Senator Brown's Report

Senator Brown's Report

Sun Power Australia
Additional Comments on the Renewable Energy (Electricity) Bill 2000 and the Renewable Energy (Electricity) (Charge) Bill 2000
Senator Bob Brown
Australian Greens
August 2000

Australia has the researchers, the technology, the sun and the wind.  We should be the world’s leaders in harnessing renewable energy. I strongly support the Committee’s report and recommendations, which will go some way towards achieving this goal.

However the bills make only a minor contribution to reducing greenhouse gas emissions.  The evidence given to the Senate Global Warming Inquiry is overwhelming:  human activities are causing the Earth to become warmer;  we have already set in train sea-level rises that will continue inexorably for centuries;  and only urgent and determined action might avert other looming impacts of climate change.
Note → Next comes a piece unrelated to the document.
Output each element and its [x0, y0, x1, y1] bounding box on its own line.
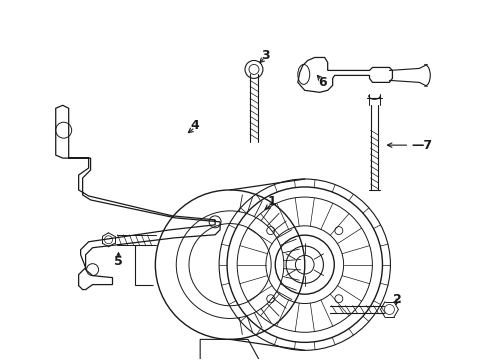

We need a decisive shift away from a fossil-fuel based society to one based on renewable energy, accompanied by a concerted effort to improve energy efficiency.  The cost to the environment and society of not making the switch is possible catastrophe.  The cost to Australia’s fossil-fuel based industries is a small increase in electricity prices, returning to the environment some of the benefit industry has enjoyed from the 30% decrease in power prices over the 1990s[1].

I will be pursuing the following additional measures.
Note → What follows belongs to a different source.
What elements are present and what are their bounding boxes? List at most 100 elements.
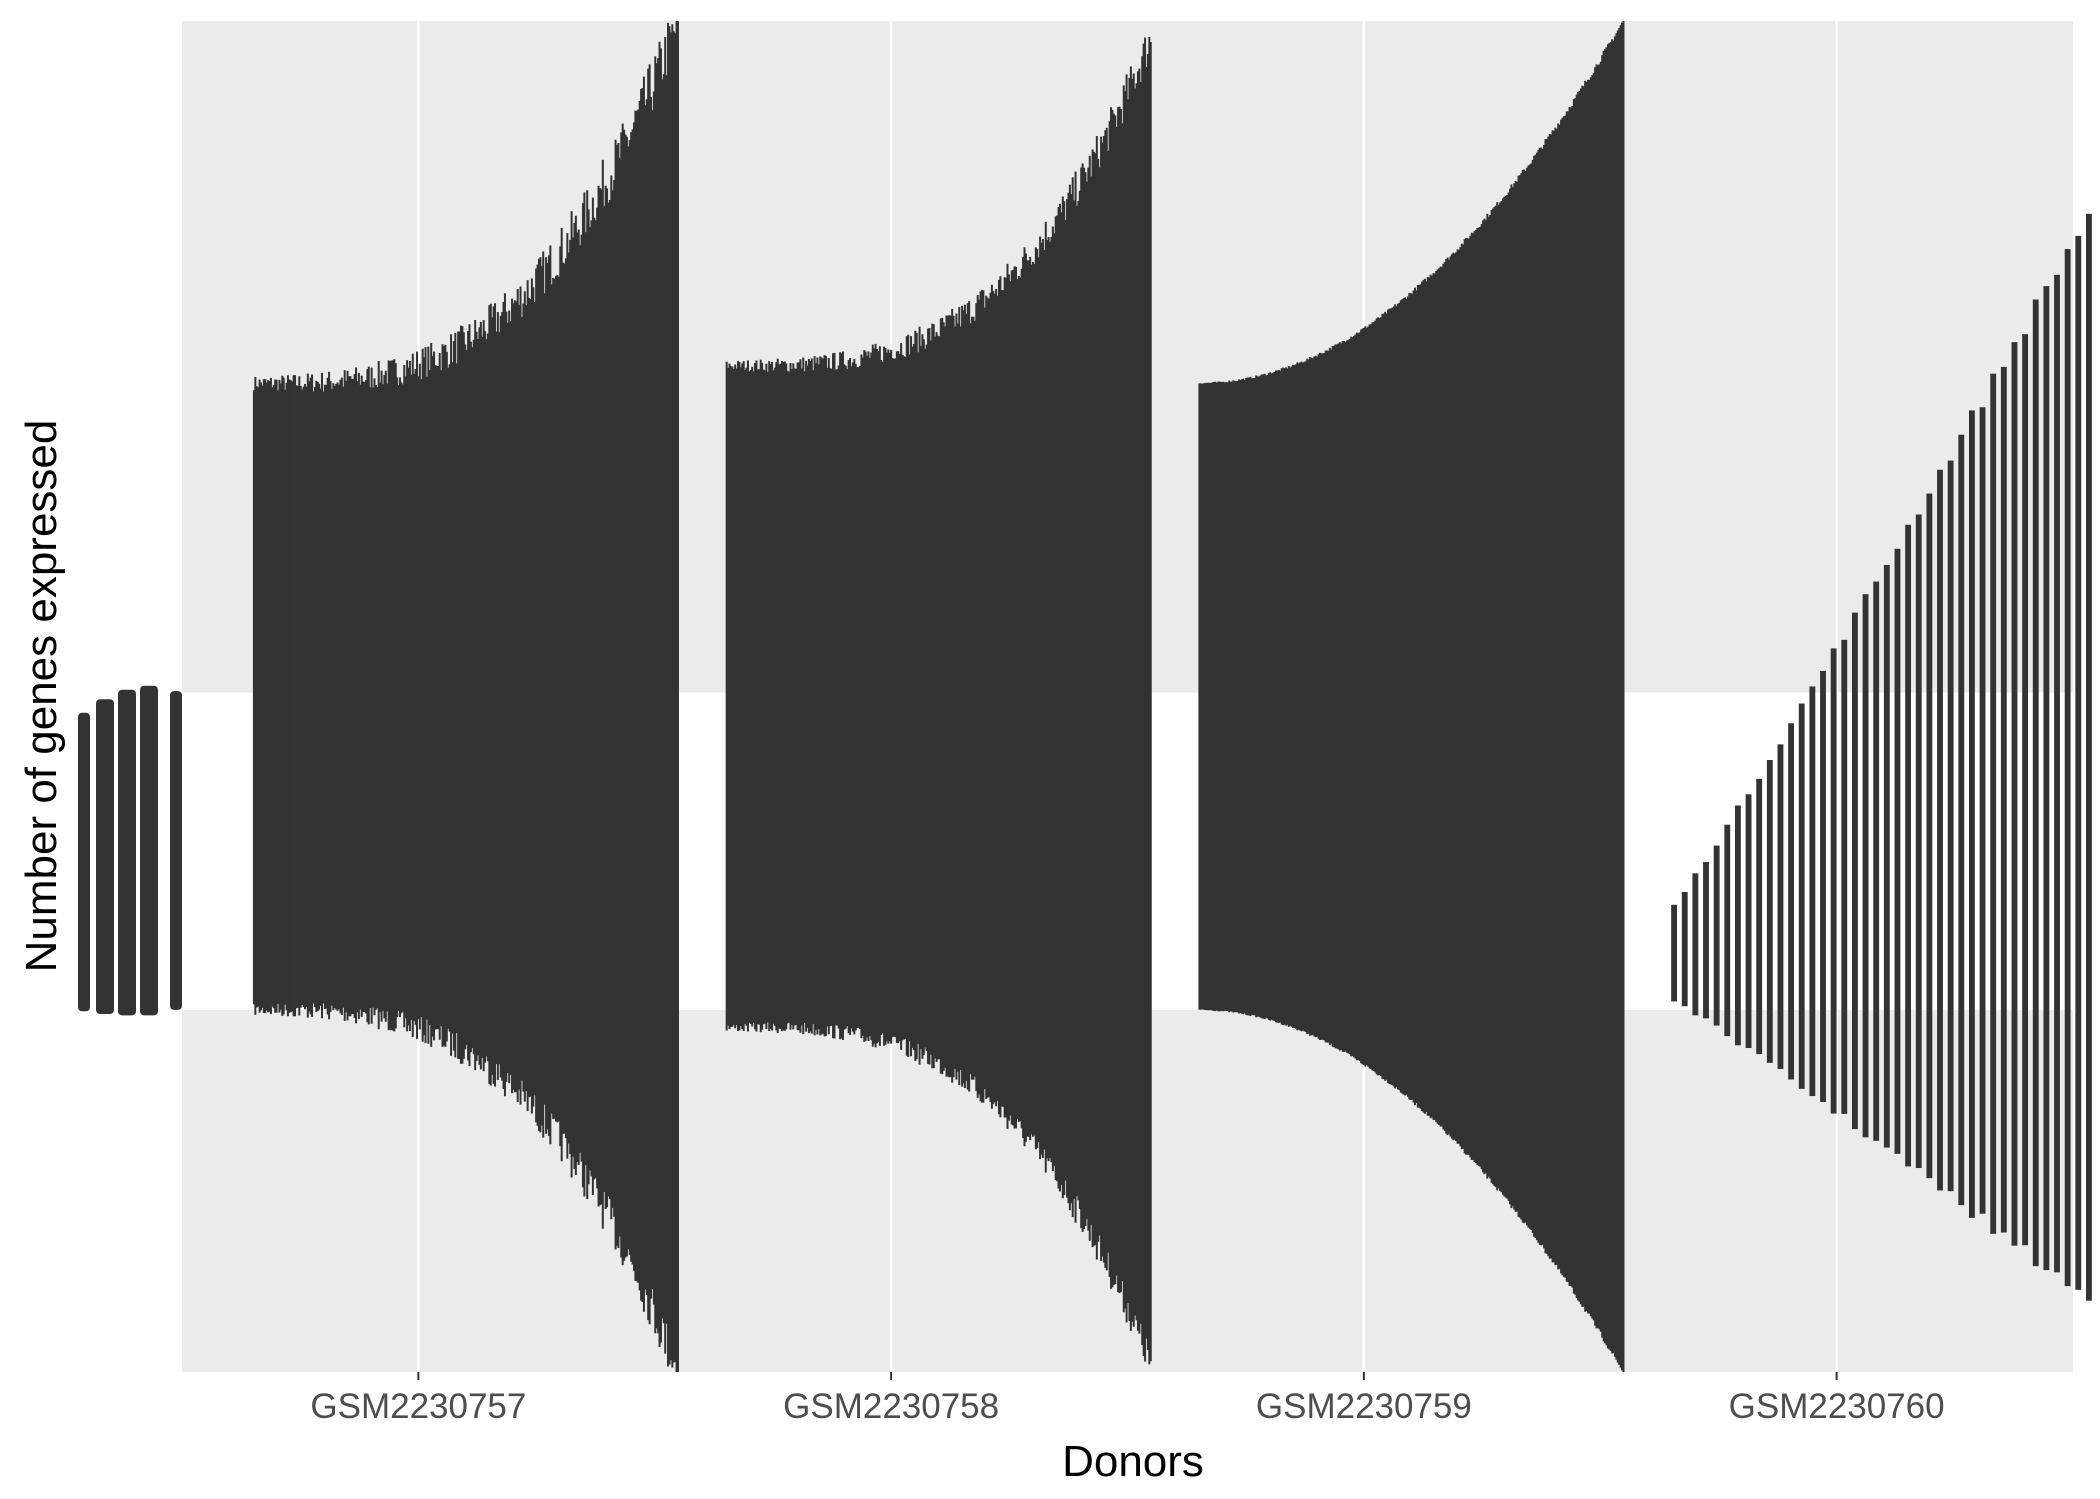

1. Targets to reduce greenhouse gas emissions decisively

The government has watered down its original commitment, from an additional 2% of electricity to be sourced from renewables to a specific figure (9500 GWh), which is considerably less than 2% of the projected consumption in 2010.  With the current runaway growth in electricity consumption, the target of 9500 GWh will barely be sufficient to maintain Australia’s proportion of power from renewable sources at the current 10.7%.

I support the use of specific targets, rather than percentages – if Australia does what is necessary in improving energy efficiency, this should not result in a lower target for renewable energy generation.

The targets should however be high enough to make a real difference to greenhouse gas emissions as well as stimulating the development of new industries.  They must also extend well beyond 2010 and 2020, so that industry can plan with confidence.

Denmark has captured world leadership in wind energy with a serious and coherent government-led policy.  Its targets for renewable energy are – 12% by 2005, 50% by 2030, 100% by 2050.

With our advantages in both wind and solar energy, we should do no less.  Our targets for renewable energy should be –

When the program is reviewed, the potential for the legislated target to act as a cap rather than a minimum should be addressed.  The option of establishing rolling targets should be considered;  for example, that the target two years hence would be the previous year’s performance plus an increment, or the legislated minimum, whichever is the higher.

2. Adopt the SEDA ‘Green Power’ standards

I strongly support the Committee’s recommendations to include definitions of ‘eligible renewable energy sources’ in the legislation and to exclude native forest wood.

The definition of eligible sources should mirror the guidelines in the National Green power Accreditation Program prepared by the Sustainable Energy Development Authority.  These require assessment of energy sources against broad environmental criteria, including global warming, water and air quality, land use, flora and fauna, cultural heritage, visual and noise impacts.

New large-scale hydro projects, including the proposed Derby ‘tidal power’ project (which is essentially a dam at the mouth of a tidal creek), should be excluded.

3. Keep Green Power separate

Green Power customers, who pay a higher price to ensure that their energy is renewable, should not be co-opted into paying for industry to meet government-mandated targets.   Green Power should not be an ‘eligible renewable energy source’.

4. Make the penalty real

The $40 ‘penalty’ is not a penalty;  it is the price at which companies can buy their way out of their obligations.  I agree with Dr Clive Hamilton that the legislation should include a real penalty for non-compliance with the goals mandated by parliament.  It should be at least $1000.